I had originally intended to devote this post to discussing some of the minutiae in Massimo Pigliucci’s essay. In light of some of the comments on the previous post, however, I’ve decided it would be more useful to speak generally about why I get so annoyed when charges of scientism are casually thrown around.
I actually agree with some of Pigliucci’s specific criticism’s of Krauss. For example, in his exchange with Julian Baggini, Krauss said this:
Ultimately, I think our understanding of neurobiology and evolutionary biology and psychology will reduce our understanding of morality to some well-defined biological constructs.
Yep, that’s pretty bad. I’m not sure why the notion that morality must be entirely a scientific question has become a thing among people like Krauss and Sam Harris. Surely it’s just obvious that you need something more than scientific facts alone to resolve moral questions. If you think of any moral question that actually causes controversy, it is clear that the debate is never primarily about facts. It’s about the different weights to assign to competing values, and no amount of data can tell you how to assign those weights. Science obviously informs moral reasoning, and the distance between is and ought is often very small, but they are separate nonetheless.

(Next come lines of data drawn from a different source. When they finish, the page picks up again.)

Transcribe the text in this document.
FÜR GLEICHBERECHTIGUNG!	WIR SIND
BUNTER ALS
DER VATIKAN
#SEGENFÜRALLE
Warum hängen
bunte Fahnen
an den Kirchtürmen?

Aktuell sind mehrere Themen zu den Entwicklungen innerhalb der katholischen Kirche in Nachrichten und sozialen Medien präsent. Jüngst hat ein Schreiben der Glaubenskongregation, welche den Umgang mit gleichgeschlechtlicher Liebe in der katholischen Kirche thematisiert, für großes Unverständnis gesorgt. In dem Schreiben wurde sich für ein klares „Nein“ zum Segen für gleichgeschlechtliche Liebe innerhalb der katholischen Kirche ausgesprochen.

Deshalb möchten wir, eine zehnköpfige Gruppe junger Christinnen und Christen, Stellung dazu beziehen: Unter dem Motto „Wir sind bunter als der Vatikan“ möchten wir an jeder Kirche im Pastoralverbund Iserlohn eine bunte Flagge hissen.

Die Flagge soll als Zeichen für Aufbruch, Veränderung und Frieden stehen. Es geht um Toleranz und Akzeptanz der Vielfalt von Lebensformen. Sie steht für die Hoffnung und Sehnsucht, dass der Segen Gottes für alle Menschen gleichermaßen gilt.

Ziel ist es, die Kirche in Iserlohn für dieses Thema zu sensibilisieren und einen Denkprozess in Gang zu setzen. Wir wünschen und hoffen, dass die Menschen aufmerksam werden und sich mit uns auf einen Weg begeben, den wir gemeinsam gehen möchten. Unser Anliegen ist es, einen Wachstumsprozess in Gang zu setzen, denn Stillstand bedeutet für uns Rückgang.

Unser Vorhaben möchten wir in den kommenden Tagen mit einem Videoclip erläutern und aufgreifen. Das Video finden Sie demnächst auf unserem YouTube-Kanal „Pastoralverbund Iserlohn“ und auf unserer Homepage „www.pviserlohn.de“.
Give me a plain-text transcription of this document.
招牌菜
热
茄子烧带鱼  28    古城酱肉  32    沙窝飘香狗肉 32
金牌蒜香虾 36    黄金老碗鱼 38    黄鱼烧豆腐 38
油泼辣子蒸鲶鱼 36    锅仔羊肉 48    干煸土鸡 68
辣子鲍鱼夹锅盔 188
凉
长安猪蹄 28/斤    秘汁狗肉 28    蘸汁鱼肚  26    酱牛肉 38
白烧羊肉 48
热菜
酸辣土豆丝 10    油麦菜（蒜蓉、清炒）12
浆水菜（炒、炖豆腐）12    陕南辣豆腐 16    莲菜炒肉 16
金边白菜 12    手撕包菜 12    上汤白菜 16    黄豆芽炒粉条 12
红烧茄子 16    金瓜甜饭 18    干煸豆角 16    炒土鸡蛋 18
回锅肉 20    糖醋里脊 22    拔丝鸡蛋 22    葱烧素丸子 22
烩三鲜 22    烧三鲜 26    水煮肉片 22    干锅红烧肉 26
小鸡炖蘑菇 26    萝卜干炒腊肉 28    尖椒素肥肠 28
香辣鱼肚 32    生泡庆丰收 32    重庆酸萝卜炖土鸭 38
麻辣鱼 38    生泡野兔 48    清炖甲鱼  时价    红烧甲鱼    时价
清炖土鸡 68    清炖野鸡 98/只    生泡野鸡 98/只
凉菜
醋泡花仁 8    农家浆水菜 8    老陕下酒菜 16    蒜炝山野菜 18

But here’s the thing. Usually when someone makes a statement you think is mistaken, the proper response is, “He’s wrong! Here’s why…” You don’t normally accuse him of being in thrall to an ism. That’s a totally different level of criticism. That’s saying the person is not just wrong, but he is in some way deluded. He has sacrificed his good judgment in the service of a blinkered ideology. It’s a criticism of his character as much as it is of his opinions.
Also, invariably in this context, it seems out of all proportion to the provocation. Politely suggesting that Krauss be a bit more nuanced in his discussions of morality seems sufficient here. Pointing a finger and shrieking “Scientism!” seems excessive. If E. O. Wilson or Alexander Rosenberg get a little too enthusiastic about reductionism (and I’m not saying they do), then just point out the error and move on. Charging them with promoting a blinkered, anti-humanistic, ideology just seems uncalled for, and frankly kind of dickish.
If that were the only problem, though, I wouldn’t really care. It’s just that sometimes I take a break from doing this blog to look around, and what I see is a country devouring itself in irrationality. When I think about annoying things that debase the level of moral discourse in our society, people being overenthusiastic about science is not what comes to mind. Instead I think of people being ignorant of relevant scientific facts, or people relying on religious approaches to morality. Those are the real threats. Nobody is making bad decisions because they think moral reasoning will eventually be done by examining brain scans. But lots of people are making bad decisions based on scientific ignorance, or because they are applying nonscientific ways of thinking.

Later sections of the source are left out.